A cycle of despondency

Cycling makes me feel healthier - but it's a kind of body dysmorphia. I cycle in with the wind in my, er, helmet and I feel vaguely that I must be healthy and slimmer than I really am; then I get in to work and realise I'm lumpier and frumpier than my happy imagination allows.

I don't think that I'm going to feel less angst about this until I've lost at least another stone - it's at that point that my clothes should start fitting again and that will make a big difference. It's extremely depressing to keep trying to squeeze into things that don't really fit and certainly don't look good - but I suspect that nothing's going to start looking good until I've shed that stone. Half of that stone is of course holiday weight but despite my vomiting kick start I seem to be back to my old tortoise pace of losing a little slowly - even with the cycling.

I shouldn't have weighed myself this morning, I know it now and I knew it then. I wondered -with hope in my heart - whether the cycle rides on Friday (going home was a real toughie) and 2hours 20 mins yesterday would have negated the dinner party and meant I'd lost a little more. But of course I'd put on a little. I need to only weigh at the end of the week since I am much better with the 'carrot' approach than the 'stick' - which tends to make me dispirited. Although as a friend pointed out, really, why would a rotten old carrot be a massive motivator? If if were a fairy cake, say, or a macaroon....

The dinner party was a success but I did drink more than I usually do and that may have resulted in my headache yesterday - although I am a headachy person and have a bad one right now (whimper). Either way, wine = calories so I should have eased right back and I'm still not sure why I didn't - despite my love for wine I am usually quite sensible. Anyway, let's hope that cycling most days and fitting in walks at lunchtime this week will mean a loss by Thu/Fri.

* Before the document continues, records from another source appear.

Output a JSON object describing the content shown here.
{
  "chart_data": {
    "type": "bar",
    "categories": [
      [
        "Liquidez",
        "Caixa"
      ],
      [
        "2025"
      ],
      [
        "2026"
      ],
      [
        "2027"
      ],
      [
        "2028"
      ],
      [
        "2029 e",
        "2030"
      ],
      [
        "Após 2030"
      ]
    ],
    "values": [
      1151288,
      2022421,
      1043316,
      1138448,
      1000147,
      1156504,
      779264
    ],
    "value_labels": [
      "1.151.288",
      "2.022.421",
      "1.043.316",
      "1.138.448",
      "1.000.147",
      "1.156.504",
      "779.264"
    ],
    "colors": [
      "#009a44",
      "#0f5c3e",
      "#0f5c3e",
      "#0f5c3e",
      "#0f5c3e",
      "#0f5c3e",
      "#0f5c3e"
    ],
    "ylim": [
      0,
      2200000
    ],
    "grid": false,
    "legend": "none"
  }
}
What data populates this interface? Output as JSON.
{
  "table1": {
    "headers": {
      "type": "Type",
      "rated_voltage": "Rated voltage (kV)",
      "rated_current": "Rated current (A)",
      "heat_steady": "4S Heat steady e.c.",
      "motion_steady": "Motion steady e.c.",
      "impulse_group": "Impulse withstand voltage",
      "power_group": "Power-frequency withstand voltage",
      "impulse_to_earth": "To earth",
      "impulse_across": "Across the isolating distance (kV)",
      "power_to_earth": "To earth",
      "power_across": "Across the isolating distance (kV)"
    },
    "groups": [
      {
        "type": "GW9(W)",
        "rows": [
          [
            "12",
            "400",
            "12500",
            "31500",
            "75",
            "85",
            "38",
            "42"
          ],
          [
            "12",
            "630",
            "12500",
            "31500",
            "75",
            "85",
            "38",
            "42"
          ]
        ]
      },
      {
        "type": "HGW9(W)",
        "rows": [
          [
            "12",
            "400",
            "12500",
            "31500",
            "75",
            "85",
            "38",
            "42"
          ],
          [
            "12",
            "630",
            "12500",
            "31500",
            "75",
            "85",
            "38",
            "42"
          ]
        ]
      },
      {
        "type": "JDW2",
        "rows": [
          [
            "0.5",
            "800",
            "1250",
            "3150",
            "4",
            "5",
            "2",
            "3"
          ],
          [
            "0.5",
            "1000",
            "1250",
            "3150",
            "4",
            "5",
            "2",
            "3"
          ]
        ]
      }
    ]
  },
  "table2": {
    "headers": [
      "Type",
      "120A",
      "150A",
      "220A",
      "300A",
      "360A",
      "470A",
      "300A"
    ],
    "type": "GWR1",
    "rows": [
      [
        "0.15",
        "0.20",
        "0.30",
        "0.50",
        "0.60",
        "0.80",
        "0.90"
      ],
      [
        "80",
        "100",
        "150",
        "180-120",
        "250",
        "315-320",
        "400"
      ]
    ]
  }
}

I'm still constantly diverted by cycling - men on bikes are so funny, they're consistently so desparate to overtake, even if that only means gaining an extra metre or so (well, we know that men see a small measurement as something impressive!) and will hurtle past, bulgy eyed with effort. Motorbikes and taxis are consistently rude, with motorbikes flouting as many traffic rules as they possibly can. Actually they're less diverting and more infuriating. I actually need to book my bike in for it's service but don't want to have a cycle free (and thus less calorie burning) day whilst I need it so badly, especially when the weather makes it so pleasurable to cycle (and so smelly on public transport!).

1 comment:

Lesley said...

I have to weigh every day or I start to take advantage...weird isn't it how we're all different but coping with much the smae issues?!

Well done on the cycling and keep it up. yes - men are strange in all walks of life...a fact of life!